Il ne fallait pas moins se méfier des animaux. Les vaches, avec lesquelles nous étions quotidiennement en contact, pouvaient écraser un pied, donner des coups de corne ou lancer des ruades. Les porcs mordaient, les lapins griffaient quand on les portait pour les changer de cage, et même les mères poules se précipitaient le bec en avant sur les mollets des gosses.

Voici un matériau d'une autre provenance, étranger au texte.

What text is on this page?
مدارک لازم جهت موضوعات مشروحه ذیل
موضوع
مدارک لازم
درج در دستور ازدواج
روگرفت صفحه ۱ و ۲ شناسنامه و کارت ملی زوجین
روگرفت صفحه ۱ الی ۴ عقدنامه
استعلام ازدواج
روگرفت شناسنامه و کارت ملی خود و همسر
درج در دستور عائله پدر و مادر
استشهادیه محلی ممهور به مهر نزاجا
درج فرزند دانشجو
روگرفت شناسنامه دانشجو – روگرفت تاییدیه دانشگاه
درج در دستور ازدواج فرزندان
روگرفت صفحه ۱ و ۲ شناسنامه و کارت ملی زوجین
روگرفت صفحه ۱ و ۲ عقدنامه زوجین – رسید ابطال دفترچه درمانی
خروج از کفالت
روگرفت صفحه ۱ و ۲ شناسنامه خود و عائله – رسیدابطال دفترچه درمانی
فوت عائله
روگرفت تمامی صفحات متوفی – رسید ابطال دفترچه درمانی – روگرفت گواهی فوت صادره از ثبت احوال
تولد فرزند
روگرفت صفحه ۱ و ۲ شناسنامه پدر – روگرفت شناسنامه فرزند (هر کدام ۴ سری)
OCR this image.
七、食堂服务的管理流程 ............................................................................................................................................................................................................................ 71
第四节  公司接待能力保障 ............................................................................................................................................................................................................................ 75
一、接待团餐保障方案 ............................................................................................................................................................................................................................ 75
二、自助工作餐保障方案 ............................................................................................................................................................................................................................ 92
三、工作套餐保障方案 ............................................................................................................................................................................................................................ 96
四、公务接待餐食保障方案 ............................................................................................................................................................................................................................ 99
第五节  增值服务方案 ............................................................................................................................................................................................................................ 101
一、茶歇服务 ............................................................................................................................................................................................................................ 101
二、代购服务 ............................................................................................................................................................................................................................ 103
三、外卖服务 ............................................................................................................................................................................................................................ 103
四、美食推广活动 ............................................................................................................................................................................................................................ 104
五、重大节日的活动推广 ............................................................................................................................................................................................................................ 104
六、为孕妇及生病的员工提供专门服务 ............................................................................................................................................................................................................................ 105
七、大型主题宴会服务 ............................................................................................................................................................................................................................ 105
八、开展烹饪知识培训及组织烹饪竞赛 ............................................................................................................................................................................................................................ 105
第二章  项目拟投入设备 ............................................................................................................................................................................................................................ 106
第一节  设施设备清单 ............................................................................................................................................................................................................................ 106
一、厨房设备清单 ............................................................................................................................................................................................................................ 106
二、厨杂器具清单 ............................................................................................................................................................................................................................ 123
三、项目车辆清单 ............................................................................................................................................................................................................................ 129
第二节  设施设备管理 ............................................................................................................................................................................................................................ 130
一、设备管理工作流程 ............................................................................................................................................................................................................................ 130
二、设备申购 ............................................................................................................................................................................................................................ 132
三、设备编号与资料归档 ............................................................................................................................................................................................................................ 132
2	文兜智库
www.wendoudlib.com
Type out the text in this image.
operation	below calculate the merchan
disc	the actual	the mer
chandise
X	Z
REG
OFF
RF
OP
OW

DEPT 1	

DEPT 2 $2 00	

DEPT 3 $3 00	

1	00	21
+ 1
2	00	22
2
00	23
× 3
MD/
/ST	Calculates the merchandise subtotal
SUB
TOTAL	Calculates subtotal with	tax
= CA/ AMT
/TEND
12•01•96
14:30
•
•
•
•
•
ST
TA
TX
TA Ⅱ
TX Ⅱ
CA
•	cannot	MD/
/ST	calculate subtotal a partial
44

Aux alentours immédiats, un étang et une rivière constituaient un risque mortel. Pour dissuader les très jeunes enfants de s'en approcher, les parents leur racontaient qu'un sinistre personnage, le "Hàkamànn" y était tapi. Avec une longue perche munie d'un crochet, il attrapait les marmots et les entraînait à jamais au fond de l'eau noire. Quand, vers cinq à six ans, les enfants ne croyaient plus à cette fable, on jugeait qu'ils étaient alors assez conscients de leurs actes pour ne pas aller se noyer.

 

 

 

Mon dressage à la prudence se fit par l'imitation des adultes qui me tançaient avec rudesse au moindre oubli de ma part. J'intégrai ainsi pour le reste de ma vie des règles intangibles. Une faux se portait sur l'épaule, la lame pointée vers le ciel, et se rangeait suspendue à son crochet. Dans les prés, les fourches et les râteaux devaient être fichés en terre et non couchés sur le sol. Même si on me pressait, je ne courais pas en portant une hache, une pioche ou même un simple couteau. Et si je donnais un de ces outils tranchants à quelqu'un, je le lui tendais le manche en avant. Rien ne devait traîner à terre, surtout dans les passages, derrière les portes et dans les escaliers.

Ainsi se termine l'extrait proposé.